Pay attention to the bottom border. Should be flush with the green cells.

Firefox 2.0

Firefox Render

Close Up:
Firefox Render (Close Up)

IE 6

IE Render

Close Up:
IE Render (Close Up)

IE 7

IE7 Render

Close Up:
IE7 Render (Close Up)

Strange, but interesting. Excuse the poor quality of the screenshots. I cut these up really quick. Perhaps this weekend I’ll do a nicer job.

Tags: , , ,


10 Responses to “IE Table Border Bug?”

  1. Dao says:

    td { position: relative; }

  2. Gary van der Merwe says:

    Here is a work around (kind of sucks.)
    http://garyvdm.googlepages.com.....derBug.htm

    It seems like when border-collapse is collapse, the background is rendered under the right and bottom border, and the default border is 1px transparent.

    My workaround is to set the offending borders to the color of the next sibling cell.

  3. Philippe says:

    remove the border-collapse:collapse.
    use the cellspacing=”0″ attribute on the table (yes perfectly valid)

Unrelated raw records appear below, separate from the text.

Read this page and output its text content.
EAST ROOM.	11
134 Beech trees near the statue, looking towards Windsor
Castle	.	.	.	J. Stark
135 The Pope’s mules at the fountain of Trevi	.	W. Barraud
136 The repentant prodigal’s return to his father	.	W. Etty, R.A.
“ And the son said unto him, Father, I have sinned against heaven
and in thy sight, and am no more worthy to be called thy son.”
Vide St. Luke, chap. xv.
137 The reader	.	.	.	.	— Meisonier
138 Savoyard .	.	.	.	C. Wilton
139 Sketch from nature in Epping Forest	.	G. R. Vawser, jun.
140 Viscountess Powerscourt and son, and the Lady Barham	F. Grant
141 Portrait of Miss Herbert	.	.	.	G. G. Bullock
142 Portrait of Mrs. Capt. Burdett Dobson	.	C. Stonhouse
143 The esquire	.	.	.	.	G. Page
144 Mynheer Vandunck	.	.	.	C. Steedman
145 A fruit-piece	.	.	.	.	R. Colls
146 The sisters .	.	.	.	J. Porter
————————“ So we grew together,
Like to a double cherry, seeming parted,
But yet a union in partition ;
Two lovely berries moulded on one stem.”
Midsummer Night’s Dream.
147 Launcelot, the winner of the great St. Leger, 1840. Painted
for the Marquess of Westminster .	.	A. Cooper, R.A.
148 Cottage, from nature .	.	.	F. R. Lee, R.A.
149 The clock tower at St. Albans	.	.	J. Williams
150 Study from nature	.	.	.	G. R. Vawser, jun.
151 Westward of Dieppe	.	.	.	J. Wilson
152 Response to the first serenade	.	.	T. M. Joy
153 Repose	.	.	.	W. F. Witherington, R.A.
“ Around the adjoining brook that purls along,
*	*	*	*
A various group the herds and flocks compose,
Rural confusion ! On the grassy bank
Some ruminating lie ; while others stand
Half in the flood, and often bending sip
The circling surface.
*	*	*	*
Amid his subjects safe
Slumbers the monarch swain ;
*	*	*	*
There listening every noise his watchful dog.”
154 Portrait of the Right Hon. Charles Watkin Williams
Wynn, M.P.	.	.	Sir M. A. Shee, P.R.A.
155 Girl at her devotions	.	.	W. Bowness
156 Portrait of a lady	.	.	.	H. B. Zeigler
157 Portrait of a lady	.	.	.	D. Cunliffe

    border-collapse never works correctly on iExploder.
    http://dev.l-c-n.com/iExploder7/table-robert.html

  4. Neil says:

    You can also work around the problem by turning off border-collapse (but I couldn’t persuade IE6 to turn off its cell padding except by using HTML).

  5. Robert says:

    Philippe: I think that’s the best fix… Kinda stinks you have to do that.

  6. Joe says:

    the css td line that Dao put works. and simpler too.

  7. John taylor says:

    i agree, the css that Dao put works just dandy for me too.
    I just did a find and replace for

  8. Cam says:

    I want to get rid of “border-collapse: collapse;” but can not get it done. I am using IE6.

    table.coll
    {

    border-spacing:0px;
    border-width: 0px;
    cellpadding: 0px;
    cellspacing: 0px;
    }
    table.sep
    {
    border-collapse: collapse;
    }

    Peter
    Griffin

    Lois
    Griffin

    Peter
    Griffin

    Lois
    Griffin

  9. Byron says:

    Slightly related…

    I had a table generated using JavaScript with the tds having a thin solid border on the top only, thus giving the appearance of rows split by thin lines with properly separated data fields w/ out any rendered separation (only whitespace). When the table loads js checks to see how many rows there are, and displays only the first 5 of them, thus the other rows are still there but the css display is set to none. There is then paging buttons in place which onclick iterate through the next 5 items in the table displaying them and hiding others. What was strange was that when the paging occurred in IE7 there were residual top-borders from the tds as the rows grew and shrunk in height to accommodate the different amounts of data. When I scrolled the page however these phantom borders would vanish, but then when I scrolled back up they would re-appear. Only when I set the border-collapse to seperate, and set the cellspacing=”0″ on the table did the table behave properly ( as suggested by Philippe).

    I am not sure why this occurred, but perhaps someone else out there has encountered this.